Wednesday, July 26, 2017

Huangshan (Yellow Mountain)

Many say Huangshan is the best place in China; certainly there are others who would take this much further and say it's the best place in the world. I hadn't planned on going, but when in Anhui Province, Hangshuan is so large, so famous, so all-encompassing, it's almost inevitable that you end up there.


As always in China when visiting a major tourist site, first you queue up to buy your ticket.


Next you queue up for the cable car ride.




Then time to take a photo so as to have a map of the mountain handy.


Snacks are available, but costly. An ear of boiled corn, for example, is about 4 times the normal price.


Huangshan is basically a -- quite astounding -- jumble of granite pillars, and is often seen in Chinese art, including in my room at the inn where I stayed.


Also amazing are the countless cement steps that have been painstakingly constructed throughout the mountain passes.


You'll often see workers on the mountain carrying items like food, tools, equipment.


They'll also carry people, for a price.




Yellow Mountain Fever.

If only all public transport systems were so clearly and simply marked.
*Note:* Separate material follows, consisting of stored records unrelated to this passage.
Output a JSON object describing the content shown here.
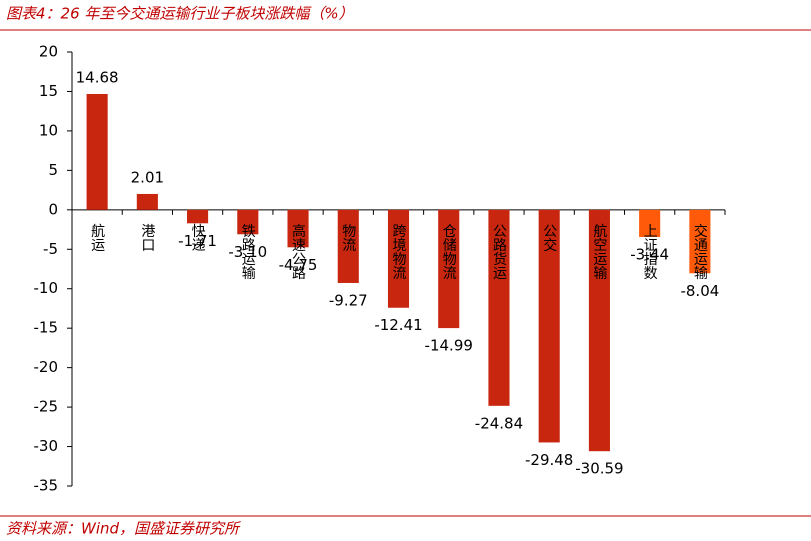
{
  "title": "图表4：26 年至今交通运输行业子板块涨跌幅（%）",
  "source": "资料来源：Wind，国盛证券研究所",
  "chart_data": {
    "type": "bar",
    "categories": [
      "航运",
      "港口",
      "快递",
      "铁路运输",
      "高速公路",
      "物流",
      "跨境物流",
      "仓储物流",
      "公路货运",
      "公交",
      "航空运输",
      "上证指数",
      "交通运输"
    ],
    "values": [
      14.68,
      2.01,
      -1.71,
      -3.1,
      -4.75,
      -9.27,
      -12.41,
      -14.99,
      -24.84,
      -29.48,
      -30.59,
      -3.44,
      -8.04
    ],
    "value_labels": [
      "14.68",
      "2.01",
      "-1.71",
      "-3.10",
      "-4.75",
      "-9.27",
      "-12.41",
      "-14.99",
      "-24.84",
      "-29.48",
      "-30.59",
      "-3.44",
      "-8.04"
    ],
    "colors": [
      "#c8260e",
      "#c8260e",
      "#c8260e",
      "#c8260e",
      "#c8260e",
      "#c8260e",
      "#c8260e",
      "#c8260e",
      "#c8260e",
      "#c8260e",
      "#c8260e",
      "#ff5a0a",
      "#ff5a0a"
    ],
    "ylim": [
      -35,
      20
    ],
    "yticks": [
      -35,
      -30,
      -25,
      -20,
      -15,
      -10,
      -5,
      0,
      5,
      10,
      15,
      20
    ]
  }
}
Free souvenir -- a walking stick given to me by a woman heading down off the mountain. A few days later when I was on the Beijing subway heading home, a Chinese man spotted the Hanzi (Chinese characters) on the stick and asked me "Huangshan?"

Monday, July 24, 2017

Tunxi


Unfortunately for Hefei, the town of Tunxi is where most tourists prefer to base themselves for excursions to Huangshan (Yellow Mountain) and to nearby villages. My room at the Xi'an Inn has a small balcony (upper left in the above photo) that overlooks Tunxi Old Street.


View of Tunxi Old Street from my balcony.


This is a small tea-drinking area for guests staying at the inn.





An antique wooden Qing Dynasty bed in my room. https://en.wikipedia.org/wiki/Qing_dynasty



Guardian of the night.


One of many busy Chinese restaurants on Tunxi Old Street.

Sunday, July 23, 2017

Hefei


Hefei is not known for much, though it is the capital of Anhui Province, home to the famous Huangshan (Yellow Mountain). From Beijing, Hefei's about a 5-hour ride south on the high-speed train.







One thing memorable about Hefei was the heat -- around 100F every day.







So cute -- stone mama and stone baby.


Another thing memorable about Hefei was all the lotus blossoms. They seem to flourish in the intense heat and sunshine.







It's common for hotels in China to have beds on display out in the lobby, sort of an advertisement for the good night's rest you'll get. I wonder if anyone ever asks the hotel receptionist the rate for the lobby bed.

Monday, July 3, 2017

Final stop -- Lijiang

Lijiang was the final stop during my five weeks of travel in southern China. From Dali it's only about a 3-hour train ride so we bought Hard Seat (i.e., the cheap seats) tickets for about $5 each. These are the old traditional Chinese green trains, much slower and more basic than the more expensive high-speed trains, which can reach speeds of almost 270 mph!









Back again to visit beautiful Black Dragon Pool, which has some of the most famous views in China.



Like Dali, Lijiang is a popular place for Chinese newlyweds to dress up for wedding photo shoots.


So much tea in Yunnan Province, the most I've seen in my life. Pu'er, a special fermented tea (sometimes fermented for decades) which is a favorite of mine, is produced in this province, and is named after the Yunnan town of Pu'er. Really high quality pu'er tea can be very costly -- more expensive per gram than silver.


We had an excellent early-morning visit to Lijiang's Zhongyi Market, where I bought fruit and dried mushrooms (another treasure from this region of China).


A parting afternoon shot in old town Lijiang before heading to Lijiang's airport, where the plane to Beijing was about 6 hours late, so we didn't get home until around 4 am the following day.